Nessuno sa in quali termini Papa Francesco, durante una conversazione privata, si sia espresso su una presunta «lobby gay» nella Curia romana. Com’è noto in Vaticano vi lavorano circa 800 persone tra preti e laici ed è scontato che, come in tutte le componenti della società, vi siano anche lì omosessuali più o meno praticanti. Dubito però che questa «lobby» abbia talmente tanto potere da condizionare la linea della Chiesa; se cosi fosse il matrimonio gay a quest’ora sarebbe celebrato nelle Chiese.

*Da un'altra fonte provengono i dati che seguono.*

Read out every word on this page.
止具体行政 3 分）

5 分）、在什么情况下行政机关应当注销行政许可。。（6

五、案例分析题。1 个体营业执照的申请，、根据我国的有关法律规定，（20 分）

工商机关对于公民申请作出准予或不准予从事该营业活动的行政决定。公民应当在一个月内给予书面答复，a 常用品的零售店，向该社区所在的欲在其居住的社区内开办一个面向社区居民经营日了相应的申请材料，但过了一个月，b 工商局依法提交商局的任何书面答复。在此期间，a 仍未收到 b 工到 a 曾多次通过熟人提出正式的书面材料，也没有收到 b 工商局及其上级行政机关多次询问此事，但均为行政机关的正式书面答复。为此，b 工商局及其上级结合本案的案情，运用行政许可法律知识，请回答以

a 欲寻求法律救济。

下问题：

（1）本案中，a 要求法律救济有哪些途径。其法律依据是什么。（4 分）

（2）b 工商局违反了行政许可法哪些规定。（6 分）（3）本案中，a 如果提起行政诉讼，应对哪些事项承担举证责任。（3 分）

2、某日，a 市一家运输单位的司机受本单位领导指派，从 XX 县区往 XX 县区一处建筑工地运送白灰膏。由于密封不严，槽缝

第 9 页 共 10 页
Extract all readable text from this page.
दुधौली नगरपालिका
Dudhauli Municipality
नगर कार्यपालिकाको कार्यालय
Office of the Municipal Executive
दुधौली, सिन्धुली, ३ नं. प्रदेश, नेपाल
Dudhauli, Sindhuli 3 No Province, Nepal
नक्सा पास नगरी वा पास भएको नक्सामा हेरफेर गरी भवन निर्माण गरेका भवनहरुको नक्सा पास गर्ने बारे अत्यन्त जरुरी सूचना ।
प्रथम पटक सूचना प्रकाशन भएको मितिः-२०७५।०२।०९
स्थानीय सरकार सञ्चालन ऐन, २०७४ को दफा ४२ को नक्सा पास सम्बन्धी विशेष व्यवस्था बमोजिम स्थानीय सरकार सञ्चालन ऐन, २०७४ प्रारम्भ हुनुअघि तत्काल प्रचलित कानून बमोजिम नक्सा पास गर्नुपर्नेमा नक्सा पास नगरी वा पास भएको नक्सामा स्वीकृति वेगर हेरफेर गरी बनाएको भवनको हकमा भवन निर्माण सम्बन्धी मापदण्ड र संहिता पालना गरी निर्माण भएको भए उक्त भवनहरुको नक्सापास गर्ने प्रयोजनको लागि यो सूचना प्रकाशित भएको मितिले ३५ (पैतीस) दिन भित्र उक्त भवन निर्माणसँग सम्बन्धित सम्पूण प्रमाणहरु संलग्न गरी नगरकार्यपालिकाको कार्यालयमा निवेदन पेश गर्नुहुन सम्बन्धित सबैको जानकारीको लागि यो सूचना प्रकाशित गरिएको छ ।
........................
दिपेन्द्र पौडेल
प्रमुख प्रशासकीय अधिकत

Jacopo Cabildoindirizzo email

Poiché Toscana Oggi non ne ha ancora parlato forse è opportuno riassumere brevemente i fatti. Il sito «Reflexion y liberación» ha pubblicato alcuni giorni fa la trascrizione di un’udienza privata concessa da papa Francesco alla Confederazione di Religiosi Latinoamericana e dei Caraibi (Clar). Secondo questa ricostruzione, che sarebbe opera di uno dei religiosi presenti, papa Bergoglio, interrogato sulla sua volontà di riforma, avrebbe risposto: «Sì, ma è difficile. Nella curia c’è gente santa, santa davvero. Ma esiste anche una corrente di corruzione, anche questa esiste, è vero. Si parla di una lobby gay ed è vero, è lì. Ora bisogna vedere cosa possiamo fare al riguardo».

Per come il portavoce vaticano, padre Federico Lombardi, ha commentato la notizia («nulla da dichiarare, si trattava di un incontro privato») e per le reazioni ufficiali della stessa Clar («profondamente dispiaciuti» per la diffusione di un colloquio con il Papa del quale è «attribuibile solo il senso generale») si può ragionevolmente pensare che papa Francesco abbia effettivamente accennato a questo problema, anche se il virgolettato non può essere preso come sue parole testuali. Estrarre da quelle poche frasi, dette in un contesto ben preciso, teorie su complotti tramati nell’ombra, mi sembra fuori luogo e giustamente il nostro lettore ricorda che la Chiesa non è mai stata indulgente verso rivendicazioni alla «gay pride».

Questo non toglie che alcuni recenti fatti – come ad esempio l’inchiesta sul «gentiluomo di Sua Santità» Angelo Balducci (al quale giustamente è stato revocato il titolo onorifico) – abbiano fatto luce su uno squallido sottobosco cresciuto anche all’ombra dei sacri palazzi. E sul quale, credo, papa Francesco – come già il suo predecessore Benedetto XVI – vuole far pulizia.